Rússia duplicou receitas de combustíveis fósseis desde o início da guerra na Ucrânia

por Joana Raposo Santos - RTP
A União Europeia importou combustíveis russos no valor de 44 mil milhões de euros nos dois meses de guerra na Ucrânia. Reuters

A Rússia praticamente duplicou as receitas provenientes da venda de combustíveis fósseis a países da União Europeia desde 24 de fevereiro, quando iniciou a ofensiva militar contra a Ucrânia. Se, por um lado, o número de vendas destes combustíveis caiu nos últimos dois meses, por outro os preços aumentaram a nível global - e Moscovo, que originou essa subida ao invadir o país vizinho, está a sair beneficiada.

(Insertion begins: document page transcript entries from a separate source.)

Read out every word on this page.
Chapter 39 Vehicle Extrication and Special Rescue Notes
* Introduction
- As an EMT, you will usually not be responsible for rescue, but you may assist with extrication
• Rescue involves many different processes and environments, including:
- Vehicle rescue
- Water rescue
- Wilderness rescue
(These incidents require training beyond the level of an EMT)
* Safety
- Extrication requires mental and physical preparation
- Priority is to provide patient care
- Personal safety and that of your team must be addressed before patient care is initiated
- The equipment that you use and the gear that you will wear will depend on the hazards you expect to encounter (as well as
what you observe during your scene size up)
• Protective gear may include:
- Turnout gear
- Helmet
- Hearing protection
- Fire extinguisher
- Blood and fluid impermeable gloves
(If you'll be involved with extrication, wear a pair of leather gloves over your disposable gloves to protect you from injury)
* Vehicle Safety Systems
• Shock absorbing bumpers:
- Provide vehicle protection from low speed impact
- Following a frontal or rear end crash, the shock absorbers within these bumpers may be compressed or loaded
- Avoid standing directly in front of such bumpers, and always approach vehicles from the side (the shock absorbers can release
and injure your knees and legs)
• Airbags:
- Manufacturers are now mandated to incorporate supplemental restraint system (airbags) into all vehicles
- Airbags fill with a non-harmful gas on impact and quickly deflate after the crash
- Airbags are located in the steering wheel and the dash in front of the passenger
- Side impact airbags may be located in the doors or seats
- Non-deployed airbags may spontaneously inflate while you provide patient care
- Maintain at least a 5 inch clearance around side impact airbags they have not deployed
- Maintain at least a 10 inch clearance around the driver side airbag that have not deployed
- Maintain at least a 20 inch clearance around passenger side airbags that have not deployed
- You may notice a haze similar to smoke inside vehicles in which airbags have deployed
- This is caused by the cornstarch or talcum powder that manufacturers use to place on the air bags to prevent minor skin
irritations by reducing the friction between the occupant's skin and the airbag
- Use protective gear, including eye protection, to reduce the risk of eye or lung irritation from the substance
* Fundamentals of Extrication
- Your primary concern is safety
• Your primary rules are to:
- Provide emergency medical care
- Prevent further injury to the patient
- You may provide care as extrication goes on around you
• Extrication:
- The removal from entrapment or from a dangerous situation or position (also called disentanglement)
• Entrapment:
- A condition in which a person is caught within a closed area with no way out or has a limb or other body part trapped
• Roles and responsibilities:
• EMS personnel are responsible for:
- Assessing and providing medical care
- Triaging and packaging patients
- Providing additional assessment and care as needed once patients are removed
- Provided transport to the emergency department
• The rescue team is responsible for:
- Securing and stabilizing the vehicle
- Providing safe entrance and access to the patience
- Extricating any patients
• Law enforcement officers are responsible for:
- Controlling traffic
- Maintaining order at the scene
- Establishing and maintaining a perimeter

Sessenta e dois mil milhões de euros é o valor recebido pela Rússia durante os dois meses de guerra na Ucrânia pelas exportações de petróleo, gás e carvão, segundo uma análise ao transporte de cargas aéreas pelo Centro de Investigação de Energia e Ar Limpo (CREA, na sigla original).

Só a União Europeia importou combustíveis no valor de 44 mil milhões de euros neste período, contrastando com os 140 mil milhões na totalidade do ano passado, ou seja, 12 mil milhões por mês. Significa isto que o valor mensal das exportações russas quase duplicou, fixando-se neste momento em 22 mil milhões de euros.

Estes números revelam que Moscovo continua a beneficiar do seu controlo sobre o fornecimento de energia à Europa, apesar de múltiplos governos terem anunciado a intenção de impedir que o presidente russo, Vladimir Putin, usasse o petróleo e o gás como armas económicas.

Embora as exportações da Rússia tenham caído devido às sanções impostas na sequência da guerra, a escassez de matérias-primas – também impulsionada pelo arrastamento da pandemia de covid-19 – significou um aumento dos preços, o que explica o exorbitante aumento das receitas russas.

As exportações de petróleo russo para portos estrangeiros, por exemplo, caíram 30 por cento nas três primeiras semanas de abril, em comparação com os números de janeiro e fevereiro, antes da invasão da Ucrânia, segundo dados do CREA. Ainda assim, os lucros foram superiores em termos homólogos.
“Petróleo sujo de sangue”
O que acontece neste momento é um ciclo vicioso: sempre que Bruxelas impõe mais sanções a Moscovo, os preços aumentam; e, enquanto as nações europeias continuarem dependentes da energia russa, a própria Rússia sai a lucrar com esse aumento, mesmo que as exportações sejam menores.

“As exportações de combustíveis fósseis são um fator-chave para o regime de Putin e para muitos outros Estados desonestos”, considerou ao Guardian Lauri Myllyvirta, responsável do Centro de Investigação de Energia e Ar Limpo.

“As importações contínuas de energia são a grande lacuna nas sanções impostas à Rússia. Todos os que compram estes combustíveis fósseis são cúmplices das horrendas violações do direito internacional levadas a cabo pelos militares russos”, elucidou.

“As empresas que facilitam este comércio mortal demonstram que nada as faz parar de continuarem a lucrar com o petróleo sujo de sangue da Rússia”, concordou Louis Wilson, membro da organização de Direitos Humanos Global Witness.
Alemanha é o principal importador
Nos dois meses de guerra, a Alemanha foi o principal país importador, apesar de o Governo ter prometido que a redução da dependência da Rússia seria a prioridade número um. Berlim pagou cerca de nove mil milhões de euros por importações desde 24 de fevereiro.

Seguem-se a Itália e os Países Baixos, que importaram, respetivamente, 6,8 e 5,6 mil milhões de euros.

De acordo com os dados do CREA, algumas das gigantes da indústria petrolífera que continuam a importar elevados volumes de combustíveis fósseis russos são a BP, Shell e ExxonMobil.

Ao Guardian, um porta-voz da Shell garantiu que a empresa tomou ações decisivas em resposta à invasão russa da Ucrânia. “Anunciámos a nossa intenção de romper os negócios com a Gazprom [maior exportadora de gás da Rússia] e outras entidades”, argumentou a empresa.

Já a Exxon disse “apoiar os esforços internacionais coordenados para trazer o ataque das Rússia a um fim e cumprir com todas as sanções”. “Não fizemos novos contratos sobre produtos russos desde o início da invasão da Ucrânia” nem “iremos investir em novos desenvolvimentos na Rússia”, assegurou a empresa.